Buy-side firms unprepared for OTC derivatives reform.
The study, titled 'Mitigating collateral damage', was conducted during the latter part of 2010 and addressed the challenges that counterparty credit risk and collateral management pose for asset managers in the face of regulatory change.
On 15 December the internal market commissioner of the European Commission (EC), Michel Barnier, unveiled proposals for OTC derivatives trades in Europe to be centrally cleared. Exchange trading is expected to be proposed for the OTC market under MiFID II, the details of which are expected to be outlined by the EC in Q2 2011. In the US, the regulatory bodies for the securities and derivative markets are developing rules for exchange trading, clearing and data collection of OTC derivatives under the powers handed to them by the Dodd-Frank Act, signed into law in July 2010.
For the buy-side, trading via a centrally cleared model adds significant cost. Collateral must be raised that can be posted with the central counterparty as margin to cover potential losses from a defaulting clearing member. This will typically be found through the substitution of those assets held under a client mandate for more secure assets, such as government bonds. In addition, trades are typically made one way for long-only funds, which means that margin requirements cannot be offset, as they can be for banks that have multi-directional trades.
The analysis, based on interviews with 24 buy-side firms, found that over 75% respondents were not able to rehypothecate securities collateral, adding to the strain created by using assets that might otherwise be under management for collateral.
"Over time the amount of collateral needed reduces as exposure reduces," says Patrick Tadie, BNY Mellon's global business head for its Derivatives360. "Firms should be able to take a portion of the collateral posted and use it for other purposes, for example as collateral on another trade."
The survey found little evidence of efforts to systematically optimise collateral, with the portfolio manager typically nominating eligible assets on an ad hoc basis. An optimisation process would ensure that those assets with the lowest value as collateral would be allocated first where eligible, thus saving assets with superior eligibility characteristics for situations where they are needed.
It also found that 38% of respondents were unable to price OTC derivatives internally which limited their ability to manage collateral on a timely basis, creating further inefficiencies in the process.
The consequence for buy-side firms will be an inability to operate efficiently in the OTC space. "[Buy-side firms] will not be using derivatives as much, at least in the short term, until they get their processes and procedures in place," said Tadie. "That adds more uncertainty to their position -- they may not be able to hedge against it as they would like to."

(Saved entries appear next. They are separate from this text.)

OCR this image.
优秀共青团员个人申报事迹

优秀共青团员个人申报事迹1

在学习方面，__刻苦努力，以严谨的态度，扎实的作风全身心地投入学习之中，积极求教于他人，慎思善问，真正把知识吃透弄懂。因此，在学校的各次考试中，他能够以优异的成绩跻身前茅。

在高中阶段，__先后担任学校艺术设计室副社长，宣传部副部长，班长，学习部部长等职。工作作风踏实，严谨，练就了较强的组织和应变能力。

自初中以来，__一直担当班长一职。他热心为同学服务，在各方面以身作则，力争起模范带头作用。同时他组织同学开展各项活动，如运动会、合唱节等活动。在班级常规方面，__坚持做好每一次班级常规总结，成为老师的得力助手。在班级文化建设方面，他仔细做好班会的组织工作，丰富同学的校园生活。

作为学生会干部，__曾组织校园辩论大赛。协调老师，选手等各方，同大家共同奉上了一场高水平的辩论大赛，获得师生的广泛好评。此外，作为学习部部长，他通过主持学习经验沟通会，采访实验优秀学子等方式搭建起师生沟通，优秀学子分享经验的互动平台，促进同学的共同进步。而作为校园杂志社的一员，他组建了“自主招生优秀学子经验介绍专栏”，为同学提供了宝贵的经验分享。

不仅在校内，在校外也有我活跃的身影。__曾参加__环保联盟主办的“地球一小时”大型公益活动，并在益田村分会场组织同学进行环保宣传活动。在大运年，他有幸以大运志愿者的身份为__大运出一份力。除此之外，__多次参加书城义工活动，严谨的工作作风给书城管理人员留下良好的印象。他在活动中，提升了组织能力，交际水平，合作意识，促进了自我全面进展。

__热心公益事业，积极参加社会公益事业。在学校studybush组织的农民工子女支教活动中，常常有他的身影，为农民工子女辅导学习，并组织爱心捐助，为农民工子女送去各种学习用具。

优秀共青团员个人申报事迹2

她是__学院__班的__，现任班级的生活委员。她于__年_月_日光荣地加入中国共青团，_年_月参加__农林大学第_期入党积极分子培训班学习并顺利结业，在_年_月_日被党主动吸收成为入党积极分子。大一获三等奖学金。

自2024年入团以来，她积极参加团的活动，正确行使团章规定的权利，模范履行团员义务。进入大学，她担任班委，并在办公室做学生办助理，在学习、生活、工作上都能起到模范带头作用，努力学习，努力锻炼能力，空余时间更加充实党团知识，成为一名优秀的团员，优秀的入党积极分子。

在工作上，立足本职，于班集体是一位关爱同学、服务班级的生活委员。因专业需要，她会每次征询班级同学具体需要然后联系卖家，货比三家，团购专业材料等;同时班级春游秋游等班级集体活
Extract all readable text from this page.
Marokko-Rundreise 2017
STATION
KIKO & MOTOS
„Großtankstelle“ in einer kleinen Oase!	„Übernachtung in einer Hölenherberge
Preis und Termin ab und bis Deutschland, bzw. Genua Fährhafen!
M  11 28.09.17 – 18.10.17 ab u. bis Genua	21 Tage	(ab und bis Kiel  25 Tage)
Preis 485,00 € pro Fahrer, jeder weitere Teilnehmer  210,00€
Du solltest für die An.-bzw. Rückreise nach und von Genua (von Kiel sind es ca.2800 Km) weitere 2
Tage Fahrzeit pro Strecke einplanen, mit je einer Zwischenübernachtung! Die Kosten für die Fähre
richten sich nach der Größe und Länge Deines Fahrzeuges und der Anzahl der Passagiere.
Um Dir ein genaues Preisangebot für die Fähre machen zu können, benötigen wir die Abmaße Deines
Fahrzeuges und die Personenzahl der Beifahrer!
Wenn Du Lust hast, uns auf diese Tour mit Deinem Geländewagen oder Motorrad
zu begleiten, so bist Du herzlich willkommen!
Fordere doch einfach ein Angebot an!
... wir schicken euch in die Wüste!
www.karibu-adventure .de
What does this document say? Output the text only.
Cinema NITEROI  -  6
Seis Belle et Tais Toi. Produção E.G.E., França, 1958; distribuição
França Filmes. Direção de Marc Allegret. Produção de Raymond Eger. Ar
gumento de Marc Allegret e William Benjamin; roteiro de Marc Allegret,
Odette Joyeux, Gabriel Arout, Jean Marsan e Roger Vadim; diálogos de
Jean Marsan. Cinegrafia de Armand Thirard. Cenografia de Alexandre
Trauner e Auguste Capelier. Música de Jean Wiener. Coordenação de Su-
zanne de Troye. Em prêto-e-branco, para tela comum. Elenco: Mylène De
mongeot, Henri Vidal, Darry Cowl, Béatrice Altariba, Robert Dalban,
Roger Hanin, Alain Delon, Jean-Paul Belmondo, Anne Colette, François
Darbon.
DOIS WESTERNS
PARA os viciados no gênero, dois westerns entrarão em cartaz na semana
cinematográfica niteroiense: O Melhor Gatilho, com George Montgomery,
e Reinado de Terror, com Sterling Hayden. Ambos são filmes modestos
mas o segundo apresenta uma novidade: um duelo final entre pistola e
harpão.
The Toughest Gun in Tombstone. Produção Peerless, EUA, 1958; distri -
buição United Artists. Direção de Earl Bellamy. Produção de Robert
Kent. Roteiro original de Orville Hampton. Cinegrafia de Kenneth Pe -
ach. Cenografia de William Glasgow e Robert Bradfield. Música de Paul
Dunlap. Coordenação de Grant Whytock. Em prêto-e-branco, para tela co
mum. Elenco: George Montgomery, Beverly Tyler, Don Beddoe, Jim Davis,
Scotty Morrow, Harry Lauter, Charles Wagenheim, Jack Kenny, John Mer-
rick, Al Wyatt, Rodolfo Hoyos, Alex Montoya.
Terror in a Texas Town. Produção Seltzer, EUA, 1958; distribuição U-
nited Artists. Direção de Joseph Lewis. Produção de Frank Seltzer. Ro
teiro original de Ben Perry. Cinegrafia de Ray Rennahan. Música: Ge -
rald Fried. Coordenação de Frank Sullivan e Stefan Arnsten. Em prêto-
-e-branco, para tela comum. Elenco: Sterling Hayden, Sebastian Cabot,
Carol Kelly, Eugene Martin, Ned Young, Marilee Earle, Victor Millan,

US clearing house, the Depository Trust & Clearing Corporation, OTC trade processing gateway MarkitSERV and technology vendor AcadiaSoft are developing a solution to improve communication related to setting and maintaining the collateral required between counterparties on OTC derivatives trades.
Beginning later in the first quarter of 2011, the MarkitSERV portal will provide clients with integrated access to the AcadiaSoft Messaging Platform, an online service that facilitates and manages communications required for collateral calls. The new service will enable buy- and sell-side counterparties to manage information electronically on exposures, commitments and adjustments to collateral and create an audit trail of all communication about margining.
The solution is the first step taken by the three companies to develop a multi-functional collateral processing platform for the OTC derivative market.